Cualquiera que haya cogido una raqueta en su vida sabrá lo que significa que un tío como Rafa Nadal haya ganado ya 19 de los grandes. Porque una cosa es ser Messi, nacer con ese don para el dribling y el disparo, y otra muy distinta ponerte delante de Federer y devolverle un servicio que te manda a casi 200 km por hora... y poner la bola de vuelta en la raya para que, si llega, lo haga con el resuello y listo para morir en el golpe siguiente. La dotación natural de Rafa, que obviamente la tiene, debe ir acompañada de un trabajo descomunal, de horas y más horas de entrenamiento y sacrificio. Pero sacrifico del verdadero, no de ese del que hablan los futbolistas y que solo genera en quien lo escucha un sentimiento de pitorreo y vergüenza ajena ante esos hombres de negocio en pantalón corto que echan unas carreritas un par de horas al día, como mucho, cuando no están lesionados.

Basta haber viajado un poco por el mundo para comprobar que el tenis es un deporte universal, tanto o más que el fútbol. A cualquier hora, en cualquier lugar de los cinco continentes uno puede encontrarse con señores y señoras raqueta en mano dándolo todo en la pista. Millones y millones de aspirantes a Nadal ven lo que hace el mallorquín y piensan de inmediato en dejarlo para dedicarse a otra cosa. El sentimiento de admiración que genera traspasa fronteras y es probablemente más intenso fuera de España, tan predispuesto siempre a la envidia cochina y la reticencia hacia el triunfador. El que triunfa sólo en razón del mérito entre nosotros siempre es sospechoso de algo, como si ser mediocre fuera obligación.

Con Rafa, además, uno reencuentra el camino.

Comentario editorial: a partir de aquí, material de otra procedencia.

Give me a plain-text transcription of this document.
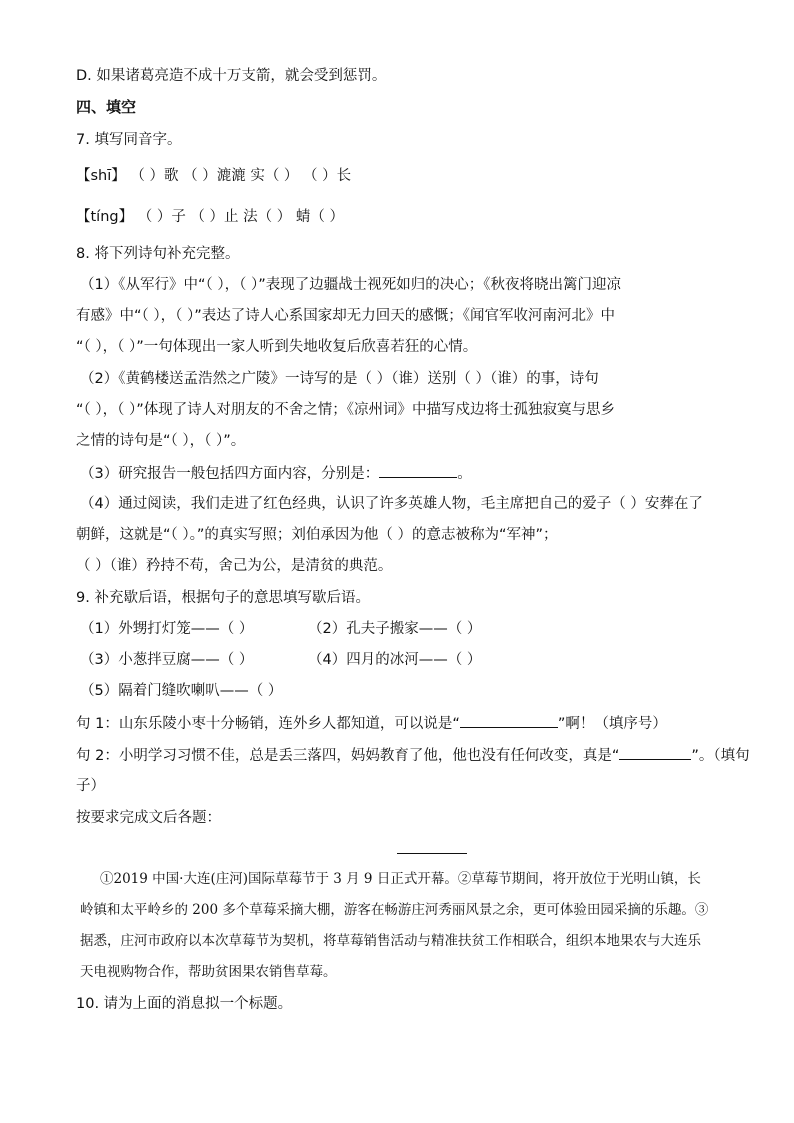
D. 如果诸葛亮造不成十万支箭，就会受到惩罚。
四、填空
7. 填写同音字。
【shī】 （ ）歌 （ ）漉漉 实（ ） （ ）长
【tíng】 （ ）子 （ ）止 法（ ） 蜻（ ）
8. 将下列诗句补充完整。
（1）《从军行》中“（ ），（ ）”表现了边疆战士视死如归的决心；《秋夜将晓出篱门迎凉
有感》中“（ ），（ ）”表达了诗人心系国家却无力回天的感慨；《闻官军收河南河北》中
“（ ），（ ）”一句体现出一家人听到失地收复后欣喜若狂的心情。
（2）《黄鹤楼送孟浩然之广陵》一诗写的是（ ）（谁）送别（ ）（谁）的事，诗句
“（ ），（ ）”体现了诗人对朋友的不舍之情；《凉州词》中描写戍边将士孤独寂寞与思乡
之情的诗句是“（ ），（ ）”。
（3）研究报告一般包括四方面内容，分别是：	。
（4）通过阅读，我们走进了红色经典，认识了许多英雄人物，毛主席把自己的爱子（ ）安葬在了
朝鲜，这就是“（ ）。”的真实写照；刘伯承因为他（ ）的意志被称为“军神”；
（ ）（谁）矜持不苟，舍己为公，是清贫的典范。
9. 补充歇后语，根据句子的意思填写歇后语。
（1）外甥打灯笼——（ ）	（2）孔夫子搬家——（ ）
（3）小葱拌豆腐——（ ）	（4）四月的冰河——（ ）
（5）隔着门缝吹喇叭——（ ）
句 1：山东乐陵小枣十分畅销，连外乡人都知道，可以说是“	”啊！（填序号）
句 2：小明学习习惯不佳，总是丢三落四，妈妈教育了他，他也没有任何改变，真是“	”。（填句
子）
按要求完成文后各题：
①2019 中国·大连(庄河)国际草莓节于 3 月 9 日正式开幕。②草莓节期间，将开放位于光明山镇，长
岭镇和太平岭乡的 200 多个草莓采摘大棚，游客在畅游庄河秀丽风景之余，更可体验田园采摘的乐趣。③
据悉，庄河市政府以本次草莓节为契机，将草莓销售活动与精准扶贫工作相联合，组织本地果农与大连乐
天电视购物合作，帮助贫困果农销售草莓。
10. 请为上面的消息拟一个标题。
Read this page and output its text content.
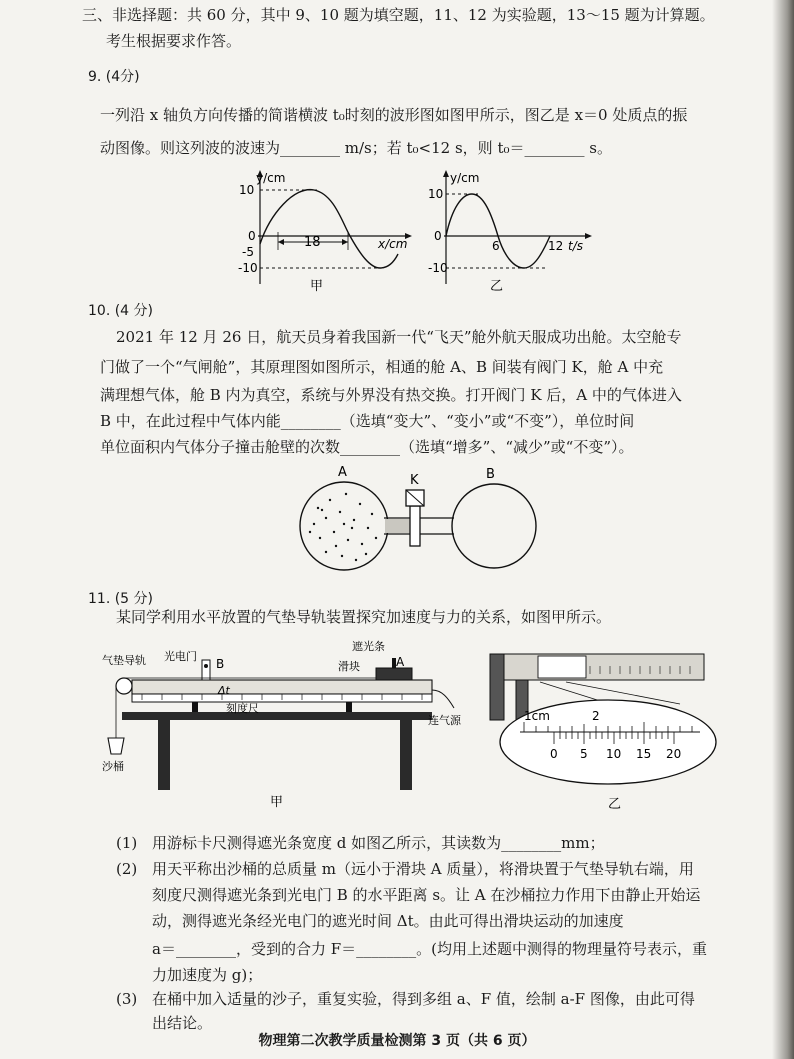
三、非选择题：共 60 分，其中 9、10 题为填空题，11、12 为实验题，13～15 题为计算题。
考生根据要求作答。
9. (4分)
一列沿 x 轴负方向传播的简谐横波 t₀时刻的波形图如图甲所示，图乙是 x＝0 处质点的振
动图像。则这列波的波速为________ m/s；若 t₀<12 s，则 t₀＝________ s。
y/cm
10
0
-5
-10
18	x/cm
甲
y/cm
10
0
-10
6	12 t/s
乙
10. (4 分)
2021 年 12 月 26 日，航天员身着我国新一代“飞天”舱外航天服成功出舱。太空舱专
门做了一个“气闸舱”，其原理图如图所示，相通的舱 A、B 间装有阀门 K，舱 A 中充
满理想气体，舱 B 内为真空，系统与外界没有热交换。打开阀门 K 后，A 中的气体进入
B 中，在此过程中气体内能________（选填“变大”、“变小”或“不变”），单位时间
单位面积内气体分子撞击舱壁的次数________（选填“增多”、“减少”或“不变”）。
A
K	B
11. (5 分)
某同学利用水平放置的气垫导轨装置探究加速度与力的关系，如图甲所示。
光电门
B
遮光条
A
气垫导轨	滑块
Δt
刻度尺
连气源
沙桶
甲
1cm	2
0 5 10 15 20
乙
(1) 用游标卡尺测得遮光条宽度 d 如图乙所示，其读数为________mm；
(2) 用天平称出沙桶的总质量 m（远小于滑块 A 质量），将滑块置于气垫导轨右端，用
刻度尺测得遮光条到光电门 B 的水平距离 s。让 A 在沙桶拉力作用下由静止开始运
动，测得遮光条经光电门的遮光时间 Δt。由此可得出滑块运动的加速度
a＝________，受到的合力 F＝________。(均用上述题中测得的物理量符号表示，重
力加速度为 g)；
(3) 在桶中加入适量的沙子，重复实验，得到多组 a、F 值，绘制 a-F 图像，由此可得
出结论。
物理第二次教学质量检测第 3 页（共 6 页）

En una España que tiene como presuntos referentes a neofolclóricas semianalfabetas, presentadores de televisión con la dicción de un cocodrilo y pichichis de cartón que se desinflan en cuanto ven llegar a la Juventus, contar con Nadal es el último asidero antes de romper con cinco siglos de historia. Algo tenía que quedar, en definitiva, de aquellos que, con cuatro carabelas de ochenta pies y media lanza por cabeza descubrían tierras ignotas y conquistaban imperios genocidas y antropófagos sin otro miedo en el cuerpo que el no saber qué les esperaba después de la muerte. Nos hemos ido desgastando, pero viendo a Rafa en el quinto set contra Medvedev uno tiene que acabar pensando que no todo se ha perdido.

Por eso, alcance o no los Grand Slams de Federer, Rafa, así, a secas, ya es el número uno de España. Del deporte y de lo demás. Un tipo a la altura de Cervantes, Velázquez o Hernán Cortés. Un ejemplo, un referente, lo que todos querríamos ser y nunca seremos. Humilde con los humildes, caballeroso en la derrota y gentil en la victoria, amigo de los chavales de su pueblo, enamorado de su tierra y de una chica de allí, orgulloso de su país -que hoy mismo lo pondría de presidente-, incólume a la fatalidad que a todos nos acaba llegando. Un superdotado que ha trabajado como una bestia para seguir ahí después de tantos años, en ese lugar del que tantos y tantos intentan bajarlo sin conseguirlo. Portada en todos los periódicos del mundo. Signo de exclamación. Lo mejor que le ha pasado a España en los últimos 400 años. Te queremos, Rafa.